Я, со своей стороны, дрался сперва довольно спокойно. Я был горяч и вспыльчив, но не зол, а две-три минуты ходьбы дали мне время рассудить, что Рэшли — племянник моего отца, сын дяди, который был ко мне по-своему добр, и гибель его от моей руки будет большим горем для всей нашей семьи. Поэтому я сначала пытался только обезоружить противника: полагаясь на свое превосходство в искусстве фехтования, я думал, что сделаю это без труда. Однако мне пришлось убедиться, что силы наши равны. Два-три фортеля, гибельного следствия которых я едва избежал, заставили меня отнестись к поединку с большей осторожностью. Постепенно явное посягательство Рэшли на мою жизнь ожесточило меня, и теперь я отвечал на его выпады почти с такой же яростью, с какой дрался он, так что поединок, по всей видимости, должен был иметь трагический исход, и я сам едва не пал его жертвой.
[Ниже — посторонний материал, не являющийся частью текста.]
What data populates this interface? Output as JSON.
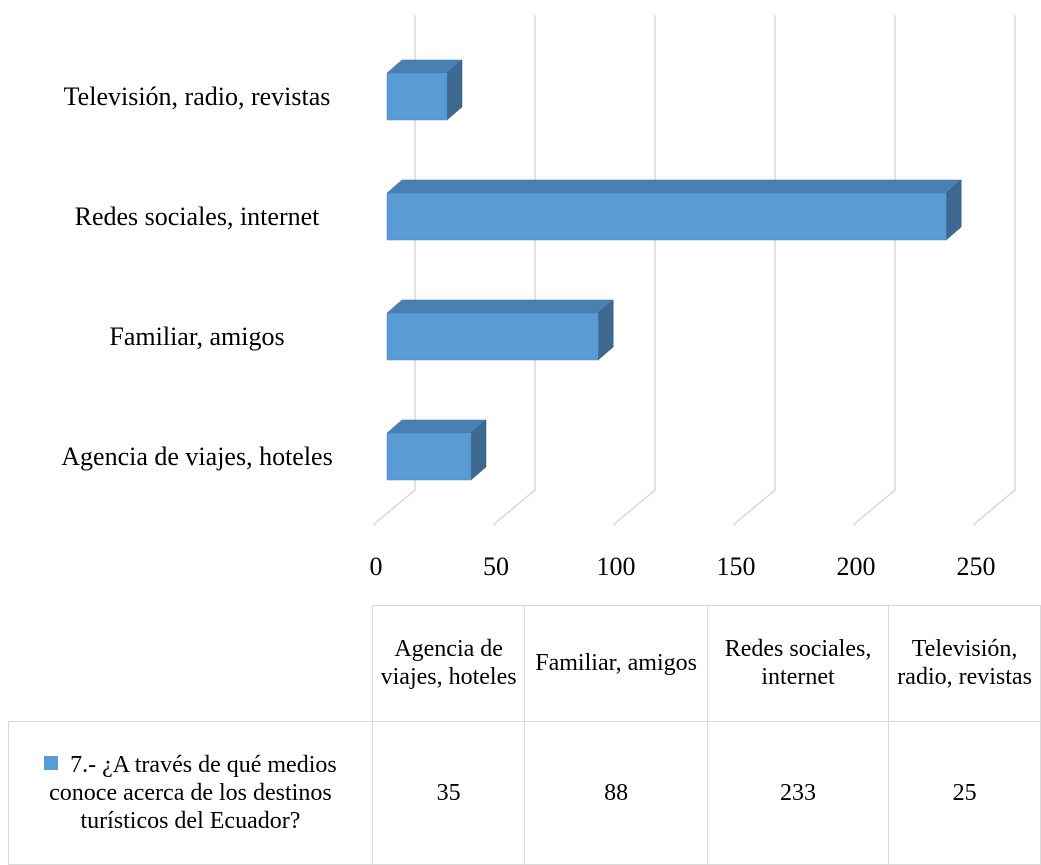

Делая сильный выпад, поскользнулся и не успел оправиться и отпарировать как надо удар, которым ответил мне противник. Все же удар не достиг цели: шпага Рэшли проткнула спереди мой камзол, слегка задела ребра и вышла сзади, продрав кафтан. Но эфес ее сильно ударил меня в грудь. Я почувствовал жестокую боль и одно мгновение был уверен, что получил смертельную рану. В жажде мести я вплотную сцепился с врагом, схватившись левой рукой за эфес его шпаги и отводя назад свою, чтобы вернее пронзить противника. Нашу смертельную схватку прервал посторонний человек. Он бросился между нами и, оттолкнув нас в разные стороны, воскликнул громко и властно:
— Как! Сыновья отцов, вскормленных одною грудью, готовы пролить братскую кровь, точно они друг другу чужие? Клянусь рукой своего отца, я изрублю в куски первого из вас, кто вздумает ударить другого!
Я глядел в изумлении. Говоривший был не кто иной, как Кэмбел. Он обнажил палаш с чашевидной рукоятью и, говоря, быстро вертел им над головой, словно в подкрепление своих слов. Рэшли и я молча глядели на неожиданного посредника, который продолжал увещевать нас, каждого по очереди.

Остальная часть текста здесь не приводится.